Cheddar Scone Tutorial

My mother makes the most beautiful scones, as do many Kiwis. It’s the English ancestry that does it I think. Scones and pikelets are a part of NZ life. There is even a special category for them at Agricultural and Pastoral shows - where all the very best scones and the pinnacle of scone making skills are displayed.

I remember my aunt making massive batches of scones for all the shearers that had come to the farm to help with the shearing. They frightened me a little, and I used to hide behind the wool bales with my cousins and watch them cutting all that lovely fleece off the sheep. I’d wait there, knowing that the hot scones would arrive soon and the shearers would usually toss one our way.

My mother’s scones were always served with home made raspberry jam and cream. I love them like this and make them quite often. But this tutorial is for Cheddar scones, perfect with a hot bowl of soup.
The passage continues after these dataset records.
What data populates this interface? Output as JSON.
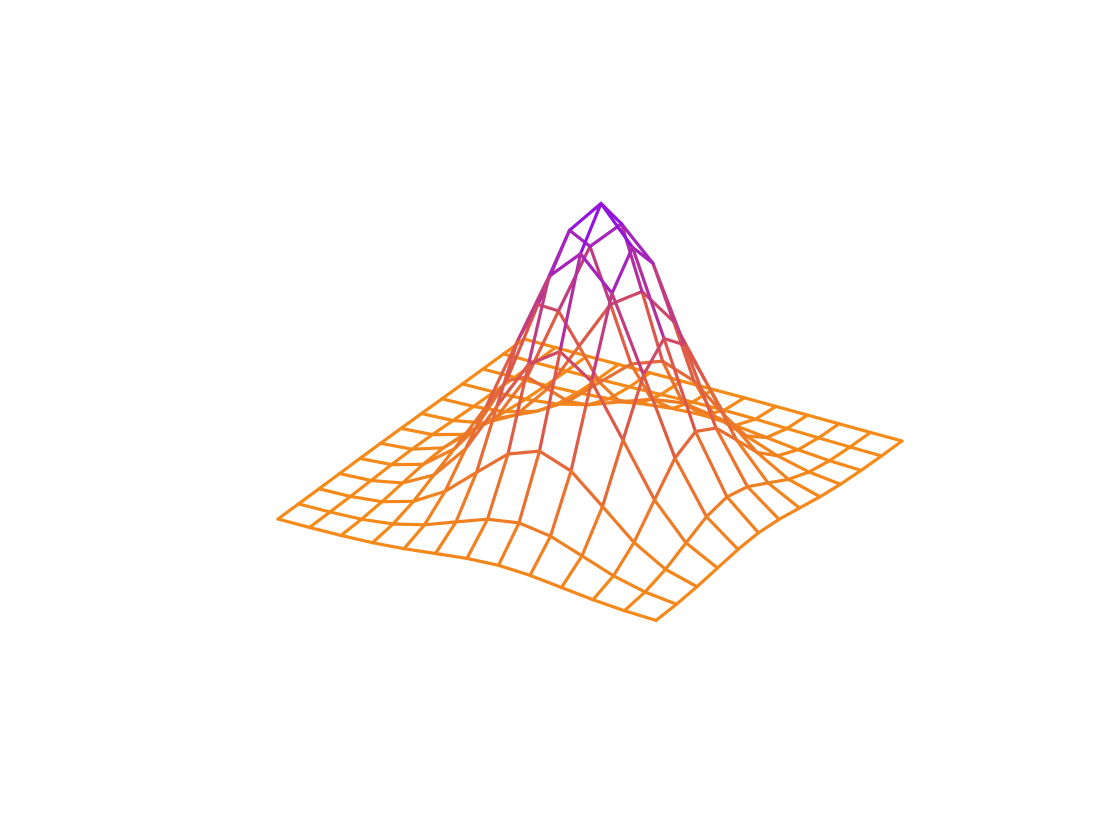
{
  "chart_data": {
    "type": "surface-wireframe",
    "title": "",
    "xlabel": "",
    "ylabel": "",
    "zlabel": "",
    "axes_visible": false,
    "grid": false,
    "legend": "none",
    "surface": {
      "function": "gaussian bump",
      "x_range": [
        -3,
        3
      ],
      "y_range": [
        -3,
        3
      ],
      "grid_count": 13,
      "peak_value": 1.0,
      "peak_location": [
        0.5,
        0.5
      ],
      "spread": 1.0
    },
    "colormap": {
      "low": "#f58a18",
      "mid": "#d9534f",
      "high": "#8a0cf0"
    }
  }
}
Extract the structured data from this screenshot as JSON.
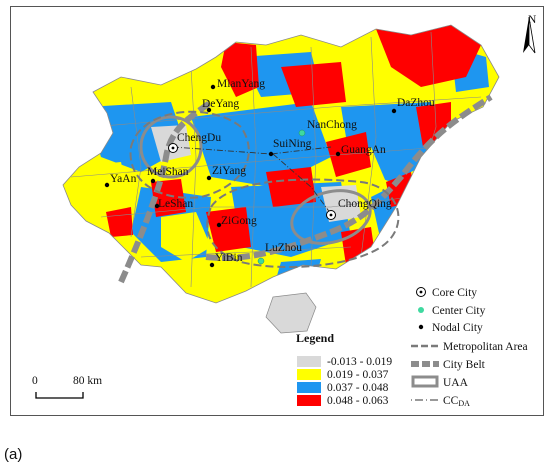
{
  "north": "N",
  "scalebar": {
    "zero": "0",
    "end": "80 km"
  },
  "cities": [
    {
      "name": "MianYang",
      "kind": "nodal"
    },
    {
      "name": "DeYang",
      "kind": "nodal"
    },
    {
      "name": "ChengDu",
      "kind": "core"
    },
    {
      "name": "NanChong",
      "kind": "center"
    },
    {
      "name": "SuiNing",
      "kind": "nodal"
    },
    {
      "name": "GuangAn",
      "kind": "nodal"
    },
    {
      "name": "DaZhou",
      "kind": "nodal"
    },
    {
      "name": "YaAn",
      "kind": "nodal"
    },
    {
      "name": "MeiShan",
      "kind": "nodal"
    },
    {
      "name": "ZiYang",
      "kind": "nodal"
    },
    {
      "name": "LeShan",
      "kind": "nodal"
    },
    {
      "name": "ZiGong",
      "kind": "nodal"
    },
    {
      "name": "ChongQing",
      "kind": "core"
    },
    {
      "name": "YiBin",
      "kind": "nodal"
    },
    {
      "name": "LuZhou",
      "kind": "center"
    }
  ],
  "legend": {
    "title": "Legend",
    "classes": [
      {
        "label": "-0.013 - 0.019",
        "color": "#d9d9d9"
      },
      {
        "label": "0.019 - 0.037",
        "color": "#ffff00"
      },
      {
        "label": "0.037 - 0.048",
        "color": "#1e96f0"
      },
      {
        "label": "0.048 - 0.063",
        "color": "#ff0000"
      }
    ],
    "symbols": [
      {
        "label": "Core City",
        "kind": "core"
      },
      {
        "label": "Center City",
        "kind": "center"
      },
      {
        "label": "Nodal City",
        "kind": "nodal"
      },
      {
        "label": "Metropolitan Area",
        "kind": "metro"
      },
      {
        "label": "City Belt",
        "kind": "belt"
      },
      {
        "label": "UAA",
        "kind": "uaa"
      },
      {
        "label": "CC",
        "sub": "DA",
        "kind": "cc"
      }
    ]
  },
  "colors": {
    "boundary": "#8a8a8a",
    "belt": "#8c8c8c",
    "center": "#3fd9a0"
  },
  "caption": "(a)"
}
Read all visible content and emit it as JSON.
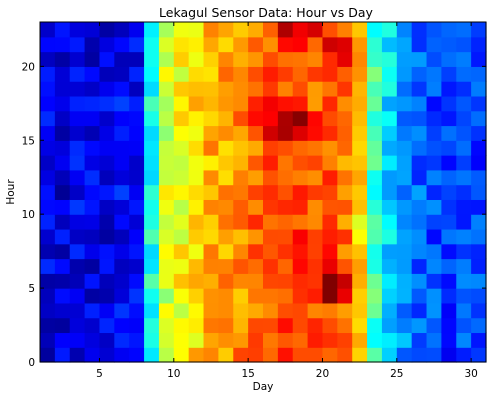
{
  "chart_data": {
    "type": "heatmap",
    "title": "Lekagul Sensor Data: Hour vs Day",
    "xlabel": "Day",
    "ylabel": "Hour",
    "xlim": [
      1,
      31
    ],
    "ylim": [
      0,
      23
    ],
    "x_ticks": [
      5,
      10,
      15,
      20,
      25,
      30
    ],
    "y_ticks": [
      0,
      5,
      10,
      15,
      20
    ],
    "colormap": "jet",
    "color_range": [
      0,
      1
    ],
    "grid": false,
    "legend": "none",
    "days": [
      1,
      2,
      3,
      4,
      5,
      6,
      7,
      8,
      9,
      10,
      11,
      12,
      13,
      14,
      15,
      16,
      17,
      18,
      19,
      20,
      21,
      22,
      23,
      24,
      25,
      26,
      27,
      28,
      29,
      30
    ],
    "hours": [
      0,
      1,
      2,
      3,
      4,
      5,
      6,
      7,
      8,
      9,
      10,
      11,
      12,
      13,
      14,
      15,
      16,
      17,
      18,
      19,
      20,
      21,
      22
    ],
    "intensity_by_day": [
      0.1,
      0.09,
      0.11,
      0.1,
      0.1,
      0.12,
      0.11,
      0.4,
      0.58,
      0.62,
      0.66,
      0.7,
      0.72,
      0.74,
      0.77,
      0.78,
      0.8,
      0.81,
      0.78,
      0.8,
      0.76,
      0.66,
      0.44,
      0.34,
      0.26,
      0.22,
      0.2,
      0.18,
      0.2,
      0.19
    ],
    "hot_spots": [
      {
        "day": 17,
        "hour": 15.8,
        "value": 1.0
      },
      {
        "day": 20,
        "hour": 4.6,
        "value": 0.98
      },
      {
        "day": 18,
        "hour": 22.5,
        "value": 0.96
      },
      {
        "day": 21,
        "hour": 20.5,
        "value": 0.94
      }
    ]
  }
}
The recipe is an adaptation of the Edmonds
scone recipe - which is the one that most people start with when they go to whip up a batch of scones.

New Zealand Cheddar and Onion Scones.

Place in a large bowl

  • 3 cups of flour
  • 6 tspns baking powder
  • 1/4 tspn of salt
  • 50 grams of butter (chilled and cut into chunks)

Next rub the butter into the flour until it looks like fine crumbs; make
sure there are no big chunks of butter left in the flour.


  • one small brown onion chopped finely
  • 1/2 cup strong cheddar
  • 1-2 tspns parmesan cheese
  • 1/2 tspn paprika

Stir through to mix

- 1 1/4 cup of whole milk (you can use 3/4 cup of milk and 1/2 cup of plain yogurt for a softer scone)

Stir with a knife - or metal spoon to just mix and no more - do not stir the heck out of it - resist the temptation.

It should look like this - a slightly sticky dough.

Place your dough on a floured bench and knead lightly, until it just comes together, flour your hands as much as needed.

Shape gently into a fat rectangle, with the dough about an inch thick - be gentle with the dough, just push it into position gently. You will notice I said gently three - err no 4 times in this little piece of instruction - that’s because I mean it!

Cut into rectangles. I like to make mine fairly large in size, I
normally cut 12 or 16 scones. If you decide to cut them smaller, keep in mind they will not take as long to cook.

Place on an oven tray fairly close together, with a small gap between each one. You want to give them room to expand, but also close enough that they join together as they cook to force some height into the scone also. So roughly 1 cm or 1/4 inch. Sprinkle a little grated cheese on the top of each scone.

Bake in a 220 C or 428 F oven for 10-15 minutes. Every oven is
different, so keep an eye on your scones and take them out when they are golden brown on the top and springy to the touch. You can cut one of the larger ones in half and take a peek if you are not sure. If you undercook your scones they will be doughy.

Serve while warm from the oven with butter and don’t feel the slightest bit guilty about eating several.